Kennedy-Oji and associates observed improved weight retention among South African HIV-infected women with vitamin A supplementation (Kennedy-Oji 2001). Conversely, vitamin A deficiency in HIV-positive women has been associated with increased mother-to-child transmission of the infection (Semba 1994). However, the potential value of vitamin A supplements in pregnant women with HIV remains questionable, particularly as some studies have indicated that vitamin A supplementation may increase the HIV load in breast milk (Villamor 2010) and may potentially elevate the risk of HIV transmission from mother to child (Wiysonge 2011). A recent review of studies encompassing 6,517 women with HIV in South Africa, Zimbabwe, Malawi, and Tanzania found that vitamin A supplement use among HIV-infected pregnant women correlated with improved birth weights; although the review found no evidence that vitamin A supplements increase the risk of mother-to-child transmission of HIV, the authors pointed out the moderate quality of scientific evidence in these studies.

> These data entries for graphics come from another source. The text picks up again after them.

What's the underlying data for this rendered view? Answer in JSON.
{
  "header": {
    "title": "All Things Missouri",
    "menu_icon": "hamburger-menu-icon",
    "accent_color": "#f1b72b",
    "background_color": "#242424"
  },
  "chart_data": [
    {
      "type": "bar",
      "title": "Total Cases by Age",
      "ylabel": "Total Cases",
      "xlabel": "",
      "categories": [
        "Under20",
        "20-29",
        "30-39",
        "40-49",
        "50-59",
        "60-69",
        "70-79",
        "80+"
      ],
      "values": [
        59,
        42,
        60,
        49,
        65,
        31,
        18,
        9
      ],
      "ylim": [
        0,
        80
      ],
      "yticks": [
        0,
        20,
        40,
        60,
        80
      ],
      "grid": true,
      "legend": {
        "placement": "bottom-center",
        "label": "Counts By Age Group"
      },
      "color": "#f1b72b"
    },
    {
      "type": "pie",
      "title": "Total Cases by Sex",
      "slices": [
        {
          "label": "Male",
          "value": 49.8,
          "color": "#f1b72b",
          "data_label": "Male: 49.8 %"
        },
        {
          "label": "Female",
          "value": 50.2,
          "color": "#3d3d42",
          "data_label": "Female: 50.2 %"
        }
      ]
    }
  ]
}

B vitamins are responsible for an array of important functions within the body, including proper functioning of the brain and immune system (Kaplan 2007; Rall 1993). A number of reports have documented the beneficial effects of B vitamin supplementation in people with HIV. In a study involving 281 HIV-infected patients, taking vitamin B6 (more than 2 times the RDA), vitamin B1 (more than 5 times the RDA), or vitamin B2 (more than 5 times the RDA) was independently associated with improved survival (Tang 1996). In 108 HIV-infected men tracked over an 18-month period, low B12 levels at the beginning of the study were significant predictors of faster disease progression (as determined by CD4 cell count); although the development of B12 deficiency corresponded with a drop in CD4 cell count, the normalization of vitamin B12 levels corresponded with higher CD4 cell counts (Baum 1995).